I am using pandas
DataFrame.apply
function to create more columns but I am hitting a ValueError
. Below is my code
def find_processes(rule, g_df):
diff_ids = list(map(int,rule['actual_rule'].replace('=>','#').split('#')))
filtered = g_df[[set(diff_ids).intersection(row) == set(diff_ids) for row in g_df['Diff_No']]].reset_index()
process_list = list(filtered.Process_Id)
return '#'.join(process_list), len(process_list)
and I pass the above function as a parameter to apply function as follows
out_df[['processes','num_processes']] = out_df.apply(find_processes, axis=1, result_type="expand", args=(group_df))
and I get the following error
ValueError Traceback (most recent call last) in 2 group_df = diff_df.groupby('Process_Id')['Diff_No'].apply(list).to_frame().reset_index() 3 ----> 4 out_df[['processes','num_processes']] = out_df.apply(find_processes, axis=1, result_type="expand", args=(group_df)) 5 #out_df['processes'], out_df['num_processes'] = zip(*out_df['actual_rule'].map(find_processes)) 6 #find_processes('48#382=>235#195=>387#300=>381=>323#164#166#263#7#298#304#338#115#93')

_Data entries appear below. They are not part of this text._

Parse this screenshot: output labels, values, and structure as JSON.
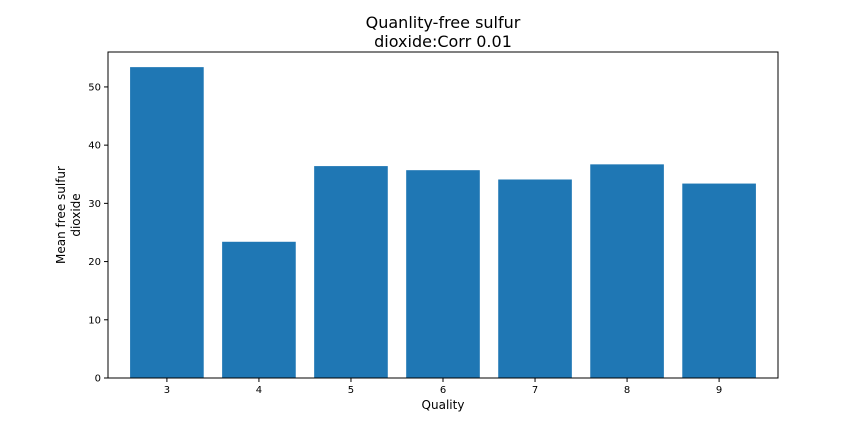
{
  "chart_data": {
    "type": "bar",
    "title_lines": [
      "Quanlity-free sulfur",
      "dioxide:Corr 0.01"
    ],
    "xlabel": "Quality",
    "ylabel_lines": [
      "Mean free sulfur",
      "dioxide"
    ],
    "categories": [
      "3",
      "4",
      "5",
      "6",
      "7",
      "8",
      "9"
    ],
    "values": [
      53.4,
      23.4,
      36.4,
      35.7,
      34.1,
      36.7,
      33.4
    ],
    "ylim": [
      0,
      56
    ],
    "yticks": [
      0,
      10,
      20,
      30,
      40,
      50
    ],
    "bar_color": "#1f77b4",
    "grid": false,
    "legend": "none"
  }
}
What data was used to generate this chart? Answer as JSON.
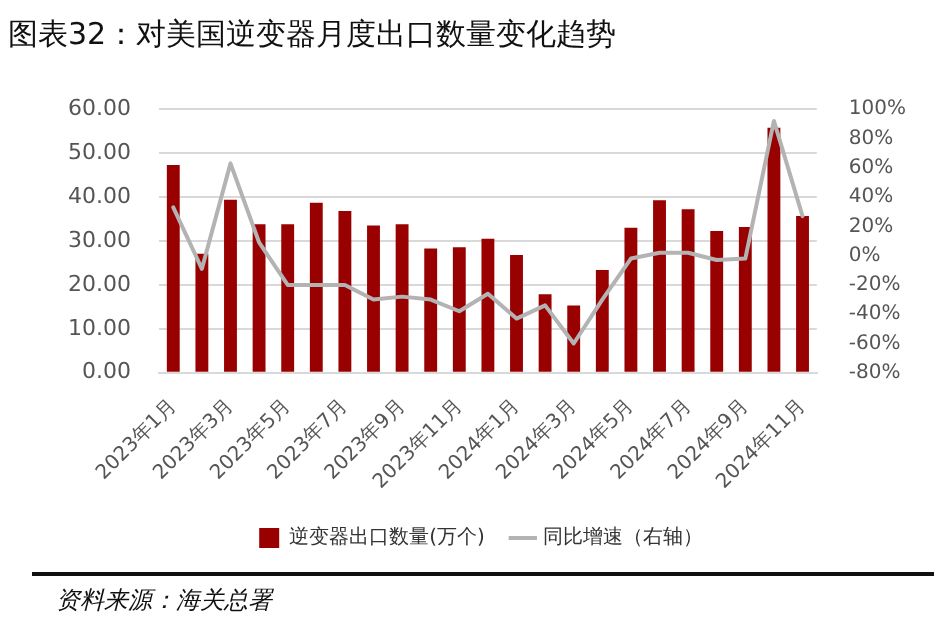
{
  "chart_data": {
    "type": "bar",
    "title": "图表32：对美国逆变器月度出口数量变化趋势",
    "annotations": [
      "资料来源：海关总署"
    ],
    "categories": [
      "2023年1月",
      null,
      "2023年3月",
      null,
      "2023年5月",
      null,
      "2023年7月",
      null,
      "2023年9月",
      null,
      "2023年11月",
      null,
      "2024年1月",
      null,
      "2024年3月",
      null,
      "2024年5月",
      null,
      "2024年7月",
      null,
      "2024年9月",
      null,
      "2024年11月"
    ],
    "series": [
      {
        "name": "逆变器出口数量(万个)",
        "color": "#990000",
        "values": [
          47.3,
          27.1,
          39.4,
          33.8,
          33.8,
          38.7,
          36.8,
          33.5,
          33.8,
          28.3,
          28.6,
          30.5,
          26.8,
          17.9,
          15.3,
          23.4,
          33.0,
          39.3,
          37.2,
          32.3,
          33.2,
          55.8,
          35.7
        ]
      },
      {
        "name": "同比增速（右轴）",
        "type": "line",
        "axis": "y2",
        "color": "#b3b3b3",
        "values": [
          33,
          -9,
          63,
          9,
          -20,
          -20,
          -20,
          -30,
          -28,
          -30,
          -38,
          -26,
          -43,
          -34,
          -60,
          -30,
          -2,
          2,
          2,
          -3,
          -2,
          92,
          27
        ]
      }
    ],
    "ylim": [
      0,
      60
    ],
    "yticks": [
      {
        "value": 0,
        "label": "0.00"
      },
      {
        "value": 10,
        "label": "10.00"
      },
      {
        "value": 20,
        "label": "20.00"
      },
      {
        "value": 30,
        "label": "30.00"
      },
      {
        "value": 40,
        "label": "40.00"
      },
      {
        "value": 50,
        "label": "50.00"
      },
      {
        "value": 60,
        "label": "60.00"
      }
    ],
    "y2lim": [
      -80,
      100
    ],
    "y2ticks": [
      {
        "value": -80,
        "label": "-80%"
      },
      {
        "value": -60,
        "label": "-60%"
      },
      {
        "value": -40,
        "label": "-40%"
      },
      {
        "value": -20,
        "label": "-20%"
      },
      {
        "value": 0,
        "label": "0%"
      },
      {
        "value": 20,
        "label": "20%"
      },
      {
        "value": 40,
        "label": "40%"
      },
      {
        "value": 60,
        "label": "60%"
      },
      {
        "value": 80,
        "label": "80%"
      },
      {
        "value": 100,
        "label": "100%"
      }
    ],
    "grid": "y",
    "legend": "bottom"
  }
}
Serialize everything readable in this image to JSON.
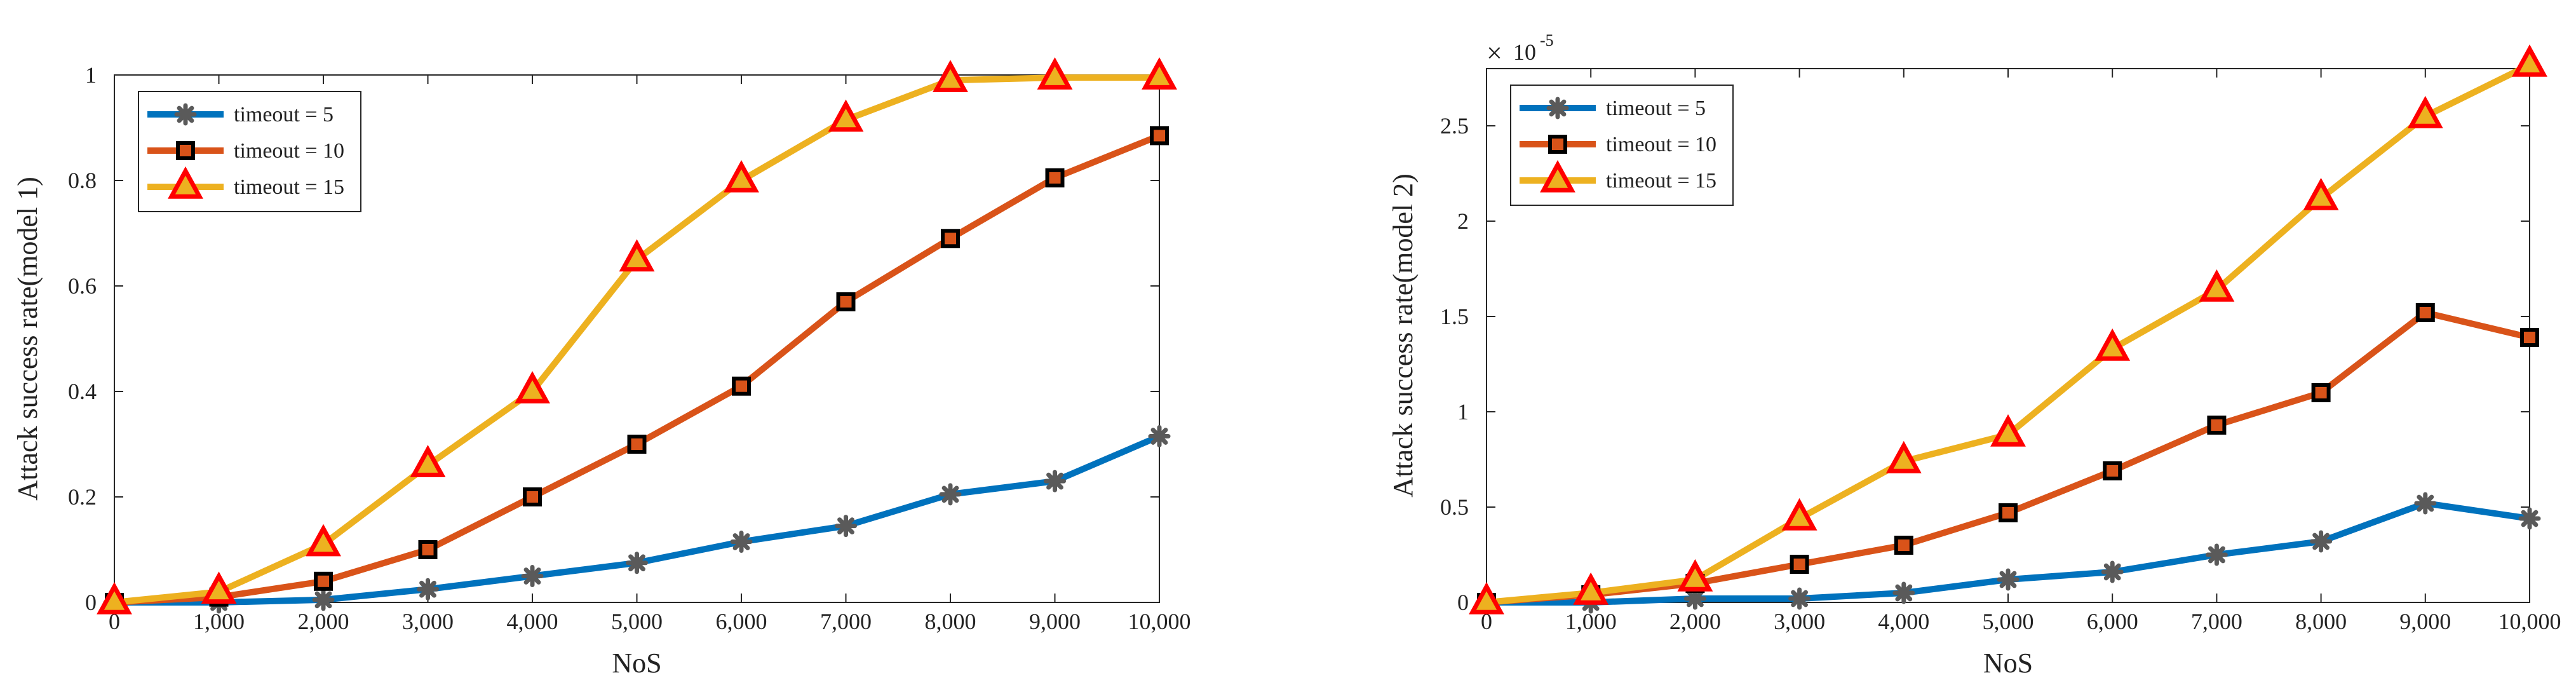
{
  "chart_data": [
    {
      "type": "line",
      "title": "",
      "xlabel": "NoS",
      "ylabel": "Attack success rate(model 1)",
      "x": [
        0,
        1000,
        2000,
        3000,
        4000,
        5000,
        6000,
        7000,
        8000,
        9000,
        10000
      ],
      "x_tick_labels": [
        "0",
        "1,000",
        "2,000",
        "3,000",
        "4,000",
        "5,000",
        "6,000",
        "7,000",
        "8,000",
        "9,000",
        "10,000"
      ],
      "xlim": [
        0,
        10000
      ],
      "ylim": [
        0,
        1
      ],
      "y_ticks": [
        0,
        0.2,
        0.4,
        0.6,
        0.8,
        1
      ],
      "y_tick_labels": [
        "0",
        "0.2",
        "0.4",
        "0.6",
        "0.8",
        "1"
      ],
      "exponent_label": "",
      "legend_position": "top-left",
      "series": [
        {
          "name": "timeout = 5",
          "color": "#0072BD",
          "marker": "asterisk",
          "values": [
            0,
            0,
            0.005,
            0.025,
            0.05,
            0.075,
            0.115,
            0.145,
            0.205,
            0.23,
            0.315
          ]
        },
        {
          "name": "timeout = 10",
          "color": "#D95319",
          "marker": "square",
          "values": [
            0,
            0.01,
            0.04,
            0.1,
            0.2,
            0.3,
            0.41,
            0.57,
            0.69,
            0.805,
            0.885
          ]
        },
        {
          "name": "timeout = 15",
          "color": "#EDB120",
          "marker": "triangle",
          "values": [
            0,
            0.02,
            0.11,
            0.26,
            0.4,
            0.65,
            0.8,
            0.915,
            0.99,
            0.995,
            0.995
          ]
        }
      ]
    },
    {
      "type": "line",
      "title": "",
      "xlabel": "NoS",
      "ylabel": "Attack success rate(model 2)",
      "x": [
        0,
        1000,
        2000,
        3000,
        4000,
        5000,
        6000,
        7000,
        8000,
        9000,
        10000
      ],
      "x_tick_labels": [
        "0",
        "1,000",
        "2,000",
        "3,000",
        "4,000",
        "5,000",
        "6,000",
        "7,000",
        "8,000",
        "9,000",
        "10,000"
      ],
      "xlim": [
        0,
        10000
      ],
      "ylim": [
        0,
        2.8
      ],
      "y_ticks": [
        0,
        0.5,
        1,
        1.5,
        2,
        2.5
      ],
      "y_tick_labels": [
        "0",
        "0.5",
        "1",
        "1.5",
        "2",
        "2.5"
      ],
      "exponent_label": "10",
      "exponent_power": "-5",
      "legend_position": "top-left",
      "series": [
        {
          "name": "timeout = 5",
          "color": "#0072BD",
          "marker": "asterisk",
          "values": [
            0,
            0,
            0.02,
            0.02,
            0.05,
            0.12,
            0.16,
            0.25,
            0.32,
            0.52,
            0.44
          ]
        },
        {
          "name": "timeout = 10",
          "color": "#D95319",
          "marker": "square",
          "values": [
            0,
            0.04,
            0.1,
            0.2,
            0.3,
            0.47,
            0.69,
            0.93,
            1.1,
            1.52,
            1.39
          ]
        },
        {
          "name": "timeout = 15",
          "color": "#EDB120",
          "marker": "triangle",
          "values": [
            0,
            0.05,
            0.12,
            0.44,
            0.74,
            0.88,
            1.33,
            1.64,
            2.12,
            2.55,
            2.82
          ]
        }
      ]
    }
  ]
}
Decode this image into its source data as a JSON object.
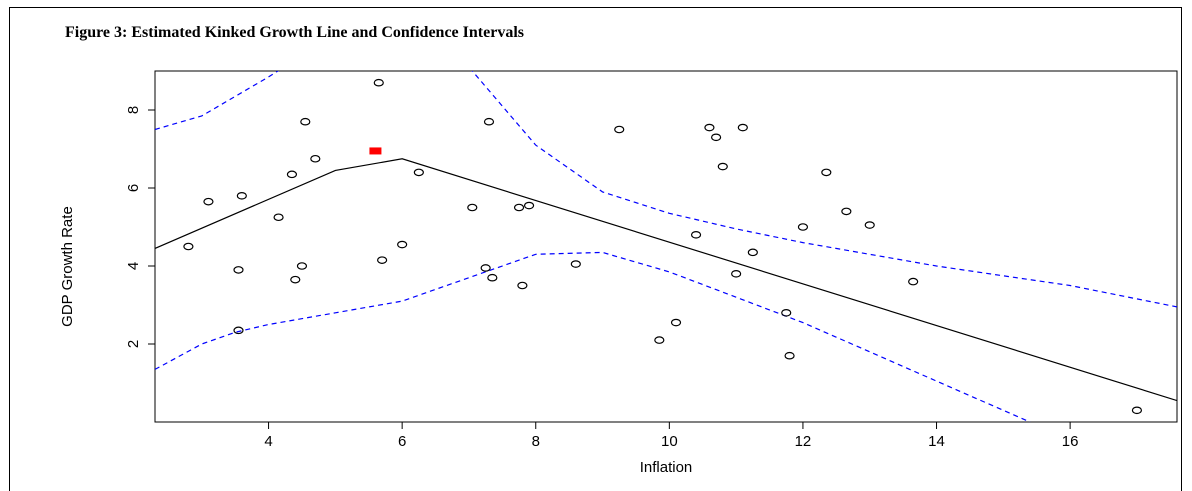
{
  "figure": {
    "title": "Figure 3: Estimated Kinked Growth Line and Confidence Intervals"
  },
  "chart_data": {
    "type": "scatter",
    "title": "Figure 3: Estimated Kinked Growth Line and Confidence Intervals",
    "xlabel": "Inflation",
    "ylabel": "GDP Growth Rate",
    "xlim": [
      2.3,
      17.6
    ],
    "ylim": [
      0.0,
      9.0
    ],
    "xticks": [
      4,
      6,
      8,
      10,
      12,
      14,
      16
    ],
    "yticks": [
      2,
      4,
      6,
      8
    ],
    "grid": false,
    "points": [
      [
        2.8,
        4.5
      ],
      [
        3.1,
        5.65
      ],
      [
        3.55,
        3.9
      ],
      [
        3.6,
        5.8
      ],
      [
        3.55,
        2.35
      ],
      [
        4.15,
        5.25
      ],
      [
        4.35,
        6.35
      ],
      [
        4.4,
        3.65
      ],
      [
        4.5,
        4.0
      ],
      [
        4.55,
        7.7
      ],
      [
        4.7,
        6.75
      ],
      [
        5.65,
        8.7
      ],
      [
        5.7,
        4.15
      ],
      [
        6.0,
        4.55
      ],
      [
        6.25,
        6.4
      ],
      [
        7.05,
        5.5
      ],
      [
        7.25,
        3.95
      ],
      [
        7.3,
        7.7
      ],
      [
        7.35,
        3.7
      ],
      [
        7.75,
        5.5
      ],
      [
        7.8,
        3.5
      ],
      [
        7.9,
        5.55
      ],
      [
        8.6,
        4.05
      ],
      [
        9.25,
        7.5
      ],
      [
        9.85,
        2.1
      ],
      [
        10.1,
        2.55
      ],
      [
        10.4,
        4.8
      ],
      [
        10.6,
        7.55
      ],
      [
        10.7,
        7.3
      ],
      [
        10.8,
        6.55
      ],
      [
        11.0,
        3.8
      ],
      [
        11.1,
        7.55
      ],
      [
        11.25,
        4.35
      ],
      [
        11.75,
        2.8
      ],
      [
        11.8,
        1.7
      ],
      [
        12.0,
        5.0
      ],
      [
        12.35,
        6.4
      ],
      [
        12.65,
        5.4
      ],
      [
        13.0,
        5.05
      ],
      [
        13.65,
        3.6
      ],
      [
        17.0,
        0.3
      ]
    ],
    "series": [
      {
        "kind": "estimate",
        "color": "#000000",
        "style": "solid",
        "x": [
          2.3,
          5.0,
          6.0,
          17.6
        ],
        "y": [
          4.45,
          6.45,
          6.75,
          0.55
        ]
      },
      {
        "kind": "upper-ci",
        "color": "#0000ff",
        "style": "dashed",
        "x": [
          2.3,
          3.0,
          4.0,
          4.6,
          6.8,
          8.0,
          9.0,
          10.0,
          11.0,
          12.0,
          13.0,
          14.0,
          15.0,
          16.0,
          17.6
        ],
        "y": [
          7.5,
          7.85,
          8.85,
          9.5,
          9.5,
          7.1,
          5.9,
          5.35,
          4.95,
          4.6,
          4.3,
          4.0,
          3.75,
          3.5,
          2.95
        ]
      },
      {
        "kind": "lower-ci",
        "color": "#0000ff",
        "style": "dashed",
        "x": [
          2.3,
          3.0,
          3.5,
          4.0,
          5.0,
          6.0,
          7.0,
          8.0,
          9.0,
          10.0,
          11.0,
          12.0,
          13.0,
          14.0,
          15.0,
          15.4
        ],
        "y": [
          1.35,
          2.0,
          2.3,
          2.5,
          2.8,
          3.1,
          3.7,
          4.3,
          4.35,
          3.85,
          3.2,
          2.55,
          1.8,
          1.05,
          0.3,
          0.0
        ]
      }
    ],
    "marker": {
      "kind": "kink-marker",
      "color": "#ff0000",
      "x": 5.6,
      "y": 6.95
    }
  }
}
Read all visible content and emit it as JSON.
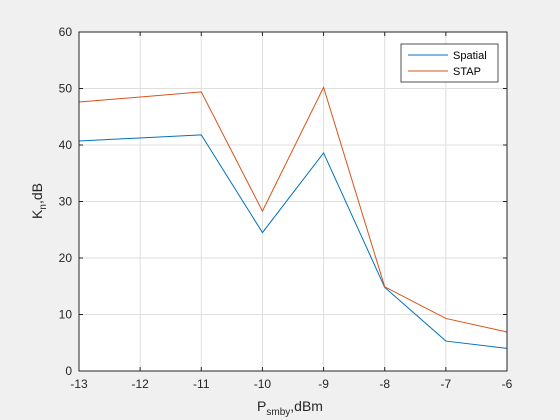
{
  "chart_data": {
    "type": "line",
    "title": "",
    "xlabel": {
      "base": "P",
      "sub": "smby",
      "suffix": ",dBm"
    },
    "ylabel": {
      "base": "K",
      "sub": "n",
      "suffix": ",dB"
    },
    "xlim": [
      -13,
      -6
    ],
    "ylim": [
      0,
      60
    ],
    "xticks": [
      -13,
      -12,
      -11,
      -10,
      -9,
      -8,
      -7,
      -6
    ],
    "yticks": [
      0,
      10,
      20,
      30,
      40,
      50,
      60
    ],
    "grid": true,
    "legend_position": "top-right",
    "x": [
      -13,
      -11,
      -10,
      -9,
      -8,
      -7,
      -6
    ],
    "series": [
      {
        "name": "Spatial",
        "color": "#0072BD",
        "values": [
          40.7,
          41.8,
          24.5,
          38.6,
          14.8,
          5.3,
          4.0
        ]
      },
      {
        "name": "STAP",
        "color": "#D95319",
        "values": [
          47.6,
          49.4,
          28.3,
          50.2,
          14.9,
          9.3,
          6.9
        ]
      }
    ]
  }
}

~/anaconda3/lib/python3.7/site-packages/pandas/core/frame.py in apply(self, func, axis, broadcast, raw, reduce, result_type, args, **kwds) 6484 result_type=result_type, 6485 args=args, -> 6486 kwds=kwds) 6487 return op.get_result() 6488
~/anaconda3/lib/python3.7/site-packages/pandas/core/apply.py in frame_apply(obj, func, axis, broadcast, raw, reduce, result_type, ignore_failures, args, kwds) 29 raw=raw, reduce=reduce, result_type=result_type, 30 ignore_failures=ignore_failures, ---> 31 args=args, kwds=kwds) 32 33
~/anaconda3/lib/python3.7/site-packages/pandas/core/apply.py in init(self, obj, func, broadcast, raw, reduce, result_type, ignore_failures, args, kwds) 39 self.raw = raw 40 self.ignore_failures = ignore_failures ---> 41 self.args = args or () 42 self.kwds = kwds or {} 43
~/anaconda3/lib/python3.7/site-packages/pandas/core/generic.py in nonzero(self) 1476 raise ValueError("The truth value of a {0} is ambiguous. " 1477 "Use a.empty, a.bool(), a.item(), a.any() or a.all()." -> 1478 .format(self.class.name)) 1479 1480 bool = nonzero
ValueError: The truth value of a DataFrame is ambiguous. Use a.empty, a.bool(), a.item(), a.any() or a.all().
But if I call like
out_df[['processes','num_processes']] = out_df.apply(find_processes, axis=1, result_type="expand", g_df = group_df)
It works without any problems. What could be the problem with the first approach?